Supposing $f$ eigenfunction of $J^2$ and $J_Z$ and normalized, and let's examine the conditions for $J_+f$ also be normalized: $<fJ_+^†|J_+f> = <fJ_-|J_+f> = <f|(J_x^2 + J_y^2 + i(J_xJ_y - J_yJ_x))|f> = <f|(J_x^2 + J_y^2 - J_z)|f> = <f|(J^2 - J_z^2 – J_z)|f> = 1$

$J^2f = \lambda f$ and $J_z^2f = J_zJ_zf = \mu^2f$ so: $\lambda – \mu^2 – \mu = 1$; $\mu^2 + \mu – \lambda + 1 = 0$

$\mu = -1/2 +/-(1/4 – (1 – \lambda))^{1/2} = -1/2 +/- (\lambda - 3/4)^{1/2}$

Now, the minimum value for \lambda is $3/4$, because the eigenvalues are real. So, $\mu = -1/2$. That means: for that lambda, only a $f$ with $\mu = -1/2$ can be raised, (if the functions are normalized).

The same can be done for $J_-f$, and $f$ must have $\mu = 1/2$ to be lowered.

So, for $\lambda = 3/4$, $\mu = -1/2$ or $1/2$.

If we want to lower $\mu$ to $-3/2$, the consequence from the conditions of normalization (the equation relating $\lambda$ and $\mu$) is that $\lambda = 7/4$.

And if we use $\lambda = 7/4$ for $J_-f$, $f$ must have $\mu = 3/2$ to be lowered.

The next $\lambda = 19/4$

That expression $(\lambda - 3/4)^{1/2}$ assumes the values of $l$ $(0, 1, 2 ...)$.

$3/4$ is certainly the eigenvalue for $S^2 = S(S+1) = (1/2)(1/2+1)$

So,$(\lambda - 3/4)^{1/2}$ = $(J^2 - S^2)^{1/2} = L$

But I can not find the eigenvalue for $L^2 = l(l+1)$. Neither a general formula for the eingenvalues of $J^2 = \lambda$.


Edit from Abr, 27th:

The procedure above led me to nowhere.
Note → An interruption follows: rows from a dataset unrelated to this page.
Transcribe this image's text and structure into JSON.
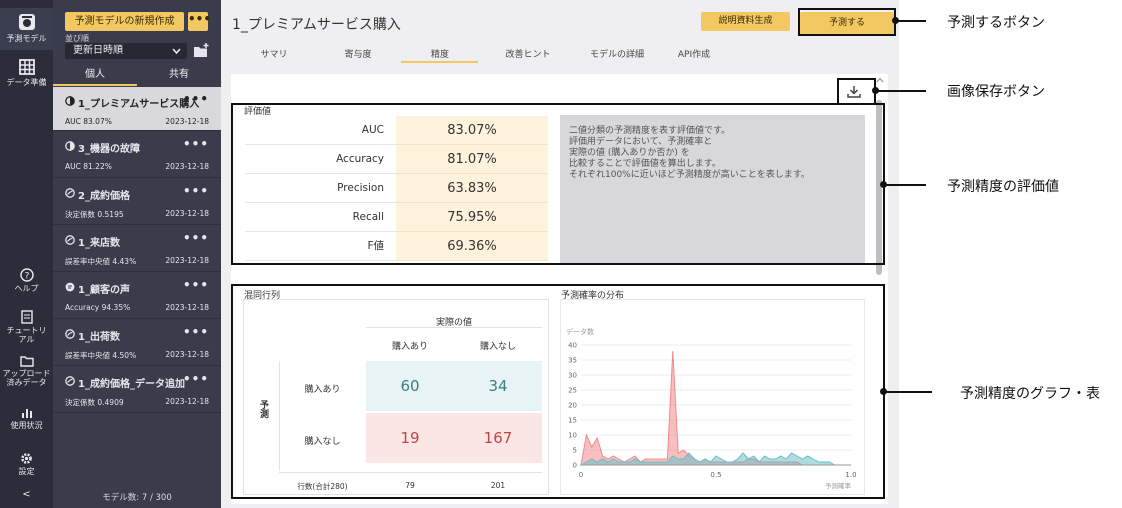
{
  "rail": {
    "items": [
      {
        "label": "予測モデル",
        "icon": "model-icon"
      },
      {
        "label": "データ準備",
        "icon": "table-icon"
      },
      {
        "label": "ヘルプ",
        "icon": "help-icon"
      },
      {
        "label": "チュートリ\nアル",
        "icon": "book-icon"
      },
      {
        "label": "アップロード\n済みデータ",
        "icon": "folder-icon"
      },
      {
        "label": "使用状況",
        "icon": "bar-chart-icon"
      },
      {
        "label": "設定",
        "icon": "gear-icon"
      }
    ],
    "collapse": "<"
  },
  "panel": {
    "new_button": "予測モデルの新規作成",
    "menu_button": "•••",
    "sort_label": "並び順",
    "sort_value": "更新日時順",
    "tabs": [
      "個人",
      "共有"
    ],
    "models": [
      {
        "name": "1_プレミアムサービス購入",
        "metric": "AUC 83.07%",
        "date": "2023-12-18"
      },
      {
        "name": "3_機器の故障",
        "metric": "AUC 81.22%",
        "date": "2023-12-18"
      },
      {
        "name": "2_成約価格",
        "metric": "決定係数 0.5195",
        "date": "2023-12-18"
      },
      {
        "name": "1_来店数",
        "metric": "誤差率中央値 4.43%",
        "date": "2023-12-18"
      },
      {
        "name": "1_顧客の声",
        "metric": "Accuracy 94.35%",
        "date": "2023-12-18"
      },
      {
        "name": "1_出荷数",
        "metric": "誤差率中央値 4.50%",
        "date": "2023-12-18"
      },
      {
        "name": "1_成約価格_データ追加",
        "metric": "決定係数 0.4909",
        "date": "2023-12-18"
      }
    ],
    "dots": "•••",
    "model_count": "モデル数: 7 / 300"
  },
  "main": {
    "title": "1_プレミアムサービス購入",
    "explain_button": "説明資料生成",
    "predict_button": "予測する",
    "tabs": [
      "サマリ",
      "寄与度",
      "精度",
      "改善ヒント",
      "モデルの詳細",
      "API作成"
    ],
    "eval": {
      "title": "評価値",
      "rows": [
        {
          "label": "AUC",
          "value": "83.07%"
        },
        {
          "label": "Accuracy",
          "value": "81.07%"
        },
        {
          "label": "Precision",
          "value": "63.83%"
        },
        {
          "label": "Recall",
          "value": "75.95%"
        },
        {
          "label": "F値",
          "value": "69.36%"
        }
      ],
      "description": [
        "二値分類の予測精度を表す評価値です。",
        "評価用データにおいて、予測確率と",
        "実際の値 (購入ありか否か) を",
        "比較することで評価値を算出します。",
        "それぞれ100%に近いほど予測精度が高いことを表します。"
      ]
    },
    "confusion": {
      "title": "混同行列",
      "actual_header": "実際の値",
      "predicted_header": "予測",
      "col_labels": [
        "購入あり",
        "購入なし"
      ],
      "row_labels": [
        "購入あり",
        "購入なし"
      ],
      "cells": [
        [
          "60",
          "34"
        ],
        [
          "19",
          "167"
        ]
      ],
      "total_label": "行数(合計280)",
      "col_totals": [
        "79",
        "201"
      ]
    },
    "histogram": {
      "title": "予測確率の分布"
    }
  },
  "chart_data": {
    "type": "area",
    "title": "予測確率の分布",
    "xlabel": "予測確率",
    "ylabel": "データ数",
    "xlim": [
      0,
      1.0
    ],
    "ylim": [
      0,
      40
    ],
    "x_ticks": [
      "0",
      "0.5",
      "1.0"
    ],
    "y_ticks": [
      "0",
      "5",
      "10",
      "15",
      "20",
      "25",
      "30",
      "35",
      "40"
    ],
    "x": [
      0.0,
      0.02,
      0.04,
      0.06,
      0.08,
      0.1,
      0.12,
      0.14,
      0.16,
      0.18,
      0.2,
      0.22,
      0.24,
      0.26,
      0.28,
      0.3,
      0.32,
      0.34,
      0.36,
      0.38,
      0.4,
      0.42,
      0.44,
      0.46,
      0.48,
      0.5,
      0.52,
      0.54,
      0.56,
      0.58,
      0.6,
      0.62,
      0.64,
      0.66,
      0.68,
      0.7,
      0.72,
      0.74,
      0.76,
      0.78,
      0.8,
      0.82,
      0.84,
      0.86,
      0.88,
      0.9,
      0.92,
      0.94,
      0.96,
      0.98,
      1.0
    ],
    "series": [
      {
        "values": [
          0,
          10,
          6,
          9,
          3,
          2,
          3,
          2,
          1,
          2,
          3,
          1,
          2,
          2,
          2,
          2,
          2,
          38,
          4,
          5,
          3,
          2,
          1,
          2,
          1,
          1,
          1,
          1,
          1,
          1,
          1,
          2,
          2,
          1,
          1,
          1,
          1,
          1,
          1,
          1,
          1,
          0,
          0,
          0,
          0,
          0,
          0,
          0,
          0,
          0,
          0
        ]
      },
      {
        "values": [
          0,
          1,
          2,
          1,
          2,
          1,
          2,
          1,
          1,
          1,
          2,
          1,
          1,
          1,
          1,
          1,
          1,
          3,
          2,
          2,
          4,
          2,
          1,
          2,
          1,
          3,
          2,
          1,
          1,
          2,
          4,
          2,
          3,
          1,
          3,
          2,
          2,
          3,
          2,
          4,
          3,
          2,
          3,
          2,
          1,
          1,
          1,
          0,
          0,
          0,
          0
        ]
      }
    ],
    "colors": [
      "#f08a8a",
      "#6cbfc7"
    ]
  },
  "annotations": [
    {
      "label": "予測するボタン"
    },
    {
      "label": "画像保存ボタン"
    },
    {
      "label": "予測精度の評価値"
    },
    {
      "label": "予測精度のグラフ・表"
    }
  ]
}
But after trying to understand to origin of $L^2 = l(l+1)$, only through the ladder procedure, i realized that it is impossible.

That eigenvalue results from the solution of the angular part of the Schrodinger equation for a spherical symmetric potential. That differential equation happens to be the same as the generated by:

$$L^2f = (L^+L^- + L_z^2 - L_z)f$$

The spherical harmonics that solve the resultant differential equation requires that:

$$(L^+L^- + L_z^2 - L_z)f = l(l+1)f$$

where $l$ is a non negative integer.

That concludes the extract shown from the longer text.